KEY TERMS!
THEME, PURPOSE, MEANING

This is important. All writing has a purpose - this is why it was written! But, oh dear - so many students write their essays without having this idea at the centre of their mind. Whenever you analyse a text for your course - play, poem, story or non-fiction text - it is vital that you do not begin your analysis until you have worked out its author's main purpose(s) - the theme(s) of the text.

Here is a useful definition of theme: 'The theme of a piece of fiction is its controlling idea or its central insight. It is the unifying generalization about life stated or implied by the story. To derive the theme of a story, we must ask what its central purpose is: what view of life it supports or what insight into life it reveals.' (Laurence Perrine; Story and Structure, 1959).

In all essays, your main idea will be connected in some way with the writer's purposes and your analysis will be to show how the writer has chosen language (and in non-fiction and media texts, also presentational features) that will appeal to a certain kind of reader - the audience for the text - in order to achieve whatever purpose is intended.

Stories - as well as poems and plays - are an entertaining form of writing. The purposes behind a literary text of this kind is called its theme. Such texts have been designed, unlike say a text that simply gives instruction or information, to involve the reader deeply and emotionally; they are written so that the reader will relate closely to the text's main character or the idea explored in an absorbing, enjoyable way.

Remember, though, that few authors write solely to entertain - most write to persuade. Many texts have a moral purpose. This means that their story - poem or play - becomes a vehicle for the author to put over a persuasive message concerning some aspect of society.

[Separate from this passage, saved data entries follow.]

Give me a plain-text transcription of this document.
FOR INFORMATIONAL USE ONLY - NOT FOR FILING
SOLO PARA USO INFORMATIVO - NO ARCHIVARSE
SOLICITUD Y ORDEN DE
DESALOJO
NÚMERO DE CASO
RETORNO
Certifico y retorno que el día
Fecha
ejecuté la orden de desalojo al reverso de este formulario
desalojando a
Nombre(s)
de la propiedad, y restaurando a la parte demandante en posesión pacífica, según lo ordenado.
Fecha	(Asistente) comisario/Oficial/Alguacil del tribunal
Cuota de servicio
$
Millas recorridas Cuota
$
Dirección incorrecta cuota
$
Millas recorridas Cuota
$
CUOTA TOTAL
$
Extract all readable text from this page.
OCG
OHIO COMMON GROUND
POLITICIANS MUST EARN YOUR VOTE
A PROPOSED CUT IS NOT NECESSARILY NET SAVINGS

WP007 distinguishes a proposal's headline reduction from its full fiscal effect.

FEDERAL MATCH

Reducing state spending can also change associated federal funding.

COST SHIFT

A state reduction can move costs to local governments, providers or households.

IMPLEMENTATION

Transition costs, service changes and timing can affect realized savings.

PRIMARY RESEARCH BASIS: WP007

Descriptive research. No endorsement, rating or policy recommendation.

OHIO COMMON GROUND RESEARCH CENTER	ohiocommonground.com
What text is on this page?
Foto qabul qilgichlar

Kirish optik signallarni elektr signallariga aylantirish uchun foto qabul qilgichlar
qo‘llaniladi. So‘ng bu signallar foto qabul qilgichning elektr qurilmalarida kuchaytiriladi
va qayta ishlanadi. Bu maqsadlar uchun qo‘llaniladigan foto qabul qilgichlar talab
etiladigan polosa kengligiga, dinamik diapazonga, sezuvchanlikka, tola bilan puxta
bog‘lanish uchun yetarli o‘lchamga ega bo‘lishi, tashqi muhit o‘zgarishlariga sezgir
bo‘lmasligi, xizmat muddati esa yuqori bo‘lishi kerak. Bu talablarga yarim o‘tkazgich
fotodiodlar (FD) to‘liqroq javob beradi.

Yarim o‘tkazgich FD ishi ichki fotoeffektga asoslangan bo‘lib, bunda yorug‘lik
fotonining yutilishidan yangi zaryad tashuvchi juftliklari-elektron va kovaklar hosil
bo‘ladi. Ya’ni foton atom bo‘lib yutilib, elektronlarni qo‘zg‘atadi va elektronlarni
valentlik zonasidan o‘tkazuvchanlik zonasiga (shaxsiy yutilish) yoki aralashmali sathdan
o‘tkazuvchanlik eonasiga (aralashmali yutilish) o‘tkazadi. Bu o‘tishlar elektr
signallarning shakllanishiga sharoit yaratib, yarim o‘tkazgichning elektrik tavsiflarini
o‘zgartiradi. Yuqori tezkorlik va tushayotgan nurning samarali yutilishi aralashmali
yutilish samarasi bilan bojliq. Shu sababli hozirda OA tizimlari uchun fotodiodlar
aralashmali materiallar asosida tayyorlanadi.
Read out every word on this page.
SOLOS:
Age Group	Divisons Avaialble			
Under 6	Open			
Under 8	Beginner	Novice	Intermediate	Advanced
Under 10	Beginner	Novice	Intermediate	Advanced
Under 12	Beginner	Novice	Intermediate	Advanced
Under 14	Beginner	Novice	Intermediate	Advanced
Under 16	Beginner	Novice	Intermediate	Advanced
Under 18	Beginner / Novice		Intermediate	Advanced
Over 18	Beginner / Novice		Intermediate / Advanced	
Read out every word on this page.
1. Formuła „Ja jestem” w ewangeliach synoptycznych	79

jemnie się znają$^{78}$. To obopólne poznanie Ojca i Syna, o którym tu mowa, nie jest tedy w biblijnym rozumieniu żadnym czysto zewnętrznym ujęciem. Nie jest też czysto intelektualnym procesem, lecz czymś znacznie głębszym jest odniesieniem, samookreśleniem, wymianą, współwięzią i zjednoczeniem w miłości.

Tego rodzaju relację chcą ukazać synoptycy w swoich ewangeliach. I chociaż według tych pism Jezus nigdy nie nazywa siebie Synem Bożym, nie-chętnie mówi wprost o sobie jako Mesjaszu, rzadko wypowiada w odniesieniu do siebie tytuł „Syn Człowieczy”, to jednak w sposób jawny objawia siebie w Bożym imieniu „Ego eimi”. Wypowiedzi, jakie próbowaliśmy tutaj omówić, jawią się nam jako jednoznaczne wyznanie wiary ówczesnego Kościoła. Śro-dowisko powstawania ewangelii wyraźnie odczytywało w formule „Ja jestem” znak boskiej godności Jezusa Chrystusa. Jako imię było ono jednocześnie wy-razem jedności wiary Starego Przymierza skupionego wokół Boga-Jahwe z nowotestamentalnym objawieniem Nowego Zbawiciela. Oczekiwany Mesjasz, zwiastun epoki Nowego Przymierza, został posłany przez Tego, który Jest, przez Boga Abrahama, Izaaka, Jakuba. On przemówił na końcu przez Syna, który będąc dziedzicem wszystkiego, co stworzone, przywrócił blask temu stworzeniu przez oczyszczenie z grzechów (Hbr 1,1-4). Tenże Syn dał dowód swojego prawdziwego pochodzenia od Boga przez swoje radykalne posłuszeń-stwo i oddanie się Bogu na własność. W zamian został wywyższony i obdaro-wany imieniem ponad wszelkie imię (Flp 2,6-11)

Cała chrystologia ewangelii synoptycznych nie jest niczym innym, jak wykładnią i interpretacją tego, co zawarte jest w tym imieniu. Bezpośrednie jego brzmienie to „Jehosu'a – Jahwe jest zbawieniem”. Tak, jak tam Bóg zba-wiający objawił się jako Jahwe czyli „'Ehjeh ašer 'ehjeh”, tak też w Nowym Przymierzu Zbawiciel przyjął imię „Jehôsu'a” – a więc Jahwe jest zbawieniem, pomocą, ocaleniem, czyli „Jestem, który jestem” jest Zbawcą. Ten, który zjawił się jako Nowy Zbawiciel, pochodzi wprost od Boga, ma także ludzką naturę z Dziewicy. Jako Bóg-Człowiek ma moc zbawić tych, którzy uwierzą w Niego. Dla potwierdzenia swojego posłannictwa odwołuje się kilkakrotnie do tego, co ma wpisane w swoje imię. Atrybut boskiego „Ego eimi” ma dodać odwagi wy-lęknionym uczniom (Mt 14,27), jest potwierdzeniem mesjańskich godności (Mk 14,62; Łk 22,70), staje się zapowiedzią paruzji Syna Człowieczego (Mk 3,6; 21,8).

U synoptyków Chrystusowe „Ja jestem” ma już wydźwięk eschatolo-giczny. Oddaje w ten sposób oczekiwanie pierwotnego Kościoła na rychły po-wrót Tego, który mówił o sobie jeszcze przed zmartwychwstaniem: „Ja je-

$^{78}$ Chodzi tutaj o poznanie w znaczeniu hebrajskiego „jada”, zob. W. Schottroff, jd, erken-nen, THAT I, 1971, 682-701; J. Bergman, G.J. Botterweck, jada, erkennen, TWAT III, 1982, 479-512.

Clearly, we can only very rarely actually ask an author about his or her purpose, intention or reason for his or her text, so you will need to develop insights into what the author might have meant to achieve. You do this by interpreting the text. Sometimes what a text means is blindingly obvious ('Fish and Chips - Only £2.99 today!'); sometimes it might seem all but hidden ('Tyger! Tyger! Burning bright in the forest of the night' - just what are those 'forests of the night', for goodness sakes!). This latter kind of text is where subtle interpretation of various possible layers of meaning is called for.

In English essays, what gains most marks is when you show you have understood the text's various layers of meaning. These exist within the more subtle and complex texts you study in class and in the exam. You will need also to identify how particular language choices made by an author act to shape and add layers of meaning. Only by doing this will you come to recognise the writer's true purpose or theme

You should also recognise that for the more subtle texts you will study, it is impossible to know exactly what a writer meant to be understood by the text and that no single interpretation is ever really possible. This is because not every reader will 'read' or interpret a text in quite the same way. So when you discuss meaning, consider alternative ways of interpreting the text.